Data Sources (check out these sites)
Man Games Lost
This year's model was similar to last year's model despite my ability to test many more variables. Within the past year, we've seen some great hockey data sites (notably war-on-ice) come online, and we have more data than ever before. Last year's model consisted of score-adjusted Fenwick percentage, 5v5 save percentage, and penalty killing percentage. I tested more variables this year, including: score-adjusted Fenwick percentage over last 20 regular season games, score-adjusted Fenwick for per 60 mins, score-adjusted Fenwick against per 60 mins, late season (March and April) score-adjusted Fenwick for per 60 mins, late season score-adjusted Fenwick against per 60 mins, 5v5 save percentage of anticipated series goalie, 5v5 adjusted save percentage of anticipated goalie, 5v5 high danger save percentage of anticipated goalie, shorthanded Fenwick against per 60 mins, adjusted short-handed save percentage of anticipated goalie, power play Fenwick for per 60 mins, and Time Missed Impact to Team.
I ran a logistic regression model and used ten-fold cross validation to test its predictive ability. Model details may be coming in another post. The final model consisted of the following 4 predictors: score-adjusted Fenwick percentage in last 20 games, team 5v5 save percentage, penalty killing percentage, and power play percentage. Like last year, power play percentage was not statistically significant, but it did slightly help the predictive ability of the model, so I left it in. I used data from the 2007-2008 season up through the 2013-2014 season to construct the model. The sample size is 105 playoff series over that time period.
The logistic model can calculate the probability of a team winning a playoff series. It can take any potential match-up, input the teams' peripheral statistics, and calculate a probability of outcome. Using those probabilities, we can simulate the playoffs a whole bunch of times (10,000 in our case) and see how often each team wins.
We don't know everything. We can't accurately capture everything that happens on the ice and turn it into sure-fire predictions. There's a lot of inherent randomness in hockey, and a lot of data that we're not yet able to collect. But what we can say is that teams that are good at puck possession heading into the playoffs, good on the penalty kill, and good at 5v5 save percentage are more likely to win than teams that aren't as good at those things.
Of course, a goalie can go on an incredible run and carry a team. That's how the Bruins won the Cup in 2011. Any team can beat any other team in a small sample size series. I have also not adjusted for injuries. We know that Kris Letang is out for the Pens, and that Christian Ehrhoff and Derrick Pouliot are also banged up, and this really hampers their defense corps. Max Pacioretty may not play for Montreal. The predictions should be able to give us an idea of which teams may be overrated or overlooked, and it should give us an idea of which teams are more likely than others to go deep into the playoffs. The inherent randomness in hockey makes a lot of individual series too close to call, and it also makes for a lot of drama and fun.
The model loves the Pens.
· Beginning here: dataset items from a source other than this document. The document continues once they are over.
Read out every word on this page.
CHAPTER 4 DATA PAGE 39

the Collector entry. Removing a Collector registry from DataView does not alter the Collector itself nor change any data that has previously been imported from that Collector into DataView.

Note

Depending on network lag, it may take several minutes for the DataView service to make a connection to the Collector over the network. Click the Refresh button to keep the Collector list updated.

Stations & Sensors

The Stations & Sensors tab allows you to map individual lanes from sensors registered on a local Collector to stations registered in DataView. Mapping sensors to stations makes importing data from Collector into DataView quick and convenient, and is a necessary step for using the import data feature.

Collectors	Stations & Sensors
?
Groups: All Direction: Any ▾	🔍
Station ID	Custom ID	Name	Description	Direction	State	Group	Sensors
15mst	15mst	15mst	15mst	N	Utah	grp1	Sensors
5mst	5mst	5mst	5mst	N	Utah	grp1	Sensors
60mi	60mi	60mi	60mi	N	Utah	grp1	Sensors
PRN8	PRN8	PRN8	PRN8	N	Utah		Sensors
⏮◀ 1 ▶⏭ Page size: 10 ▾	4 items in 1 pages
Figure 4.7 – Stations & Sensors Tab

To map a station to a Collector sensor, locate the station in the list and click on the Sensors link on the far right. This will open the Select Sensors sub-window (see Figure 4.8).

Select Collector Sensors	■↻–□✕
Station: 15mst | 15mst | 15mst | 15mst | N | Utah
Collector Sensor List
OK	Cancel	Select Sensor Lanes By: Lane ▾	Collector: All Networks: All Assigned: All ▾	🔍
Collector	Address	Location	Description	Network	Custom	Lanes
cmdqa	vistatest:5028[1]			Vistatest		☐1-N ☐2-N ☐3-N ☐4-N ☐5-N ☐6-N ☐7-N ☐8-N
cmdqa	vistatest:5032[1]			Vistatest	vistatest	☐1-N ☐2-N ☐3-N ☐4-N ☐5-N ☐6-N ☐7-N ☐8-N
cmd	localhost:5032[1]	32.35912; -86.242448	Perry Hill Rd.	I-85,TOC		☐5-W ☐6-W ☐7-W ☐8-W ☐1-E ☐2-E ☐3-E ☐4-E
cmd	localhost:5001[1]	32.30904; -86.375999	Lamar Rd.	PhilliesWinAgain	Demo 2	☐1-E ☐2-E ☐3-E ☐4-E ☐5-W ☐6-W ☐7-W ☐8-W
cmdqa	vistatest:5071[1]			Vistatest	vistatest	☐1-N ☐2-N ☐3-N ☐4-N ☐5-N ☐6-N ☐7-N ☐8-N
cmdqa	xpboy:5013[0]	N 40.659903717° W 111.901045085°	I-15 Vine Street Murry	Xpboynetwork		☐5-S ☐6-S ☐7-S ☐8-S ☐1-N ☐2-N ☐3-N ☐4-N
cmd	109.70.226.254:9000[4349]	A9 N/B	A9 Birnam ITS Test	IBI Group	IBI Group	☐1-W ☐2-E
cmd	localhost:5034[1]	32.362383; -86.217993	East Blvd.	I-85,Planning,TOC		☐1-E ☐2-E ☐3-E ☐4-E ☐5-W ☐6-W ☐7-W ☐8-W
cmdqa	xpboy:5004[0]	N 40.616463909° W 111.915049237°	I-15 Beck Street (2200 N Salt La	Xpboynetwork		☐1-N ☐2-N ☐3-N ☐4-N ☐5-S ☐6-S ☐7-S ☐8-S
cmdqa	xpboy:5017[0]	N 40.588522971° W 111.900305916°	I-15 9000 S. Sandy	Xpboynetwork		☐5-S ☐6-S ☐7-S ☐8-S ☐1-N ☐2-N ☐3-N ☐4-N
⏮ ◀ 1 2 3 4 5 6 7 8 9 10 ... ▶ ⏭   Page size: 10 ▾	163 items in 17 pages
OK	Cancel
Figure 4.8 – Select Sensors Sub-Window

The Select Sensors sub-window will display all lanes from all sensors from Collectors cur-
Among playoff teams, the Pens were the best at score-adjusted Fenwick percentage in their last 20 games. They were third-best on the penalty kill. The Rangers have the edge in terms of save percentage, but they have struggled with puck possession. It seems crazy to think that the Pens, who struggled mightily down the stretch, are favorites against the team that won the Presidents' Trophy. But here we are.
The model also loves the Caps. They are slightly better than the Islanders at puck possession, but their odds are so good because of goaltending and special teams. The Islanders are terrible on the penalty kill, and the Caps are great on the power play. Braden Holtby has had a very solid season for the Caps. Meanwhile, the Islanders have the worst 5v5 save percentage of any playoff team.
Anaheim is another team that looks vulnerable. The Jets have been great down the stretch. They've both been good puck possession teams in their last 20 games, but Winnipeg has a slight edge. They also have a slight edge in goaltending and special teams.
Now let's take a look at the conference and Cup predictions from the simulations:
I know what you're thinking. It's similar to what I'm thinking. It's kind of shocking that the Pens are at the top of this list, but their underlying stats have been very good. They've been snake-bitten by low shooting percentage, bad luck, injuries to key players, and salary cap mismanagement that forced them to play several games with only five defensemen. A couple of teams with very good records, the Rangers and Canadiens, are near the bottom of this list. They're underwater possession teams, and the model does not think these teams are likely to win three or four playoff series. Of course, with Henrik Lundqvist and Carey Price, anything's possible.
The Ducks have been a decent team of late. The model is down in their chances because of their goaltending and their path to the finals. They'd have to beat a good Jets team and likely one of Chicago or St. Louis to get to the finals.
It's probably most constructive to think of these results in terms of a group of teams that rise to the top. Looking at the probabilities, there's a 77 percent chance that the Stanley Cup winner comes from this group: Pittsburgh, St. Louis, Washington, Winnipeg, and Chicago.
Looking back to my model from last year, my initial predictions showed an 85 percent chance of the Cup winner coming from this group: Boston, Los Angeles, NY Rangers, St. Louis, and San Jose.
I'll keep updating the predictions and as the playoffs progress. Enjoy the first round!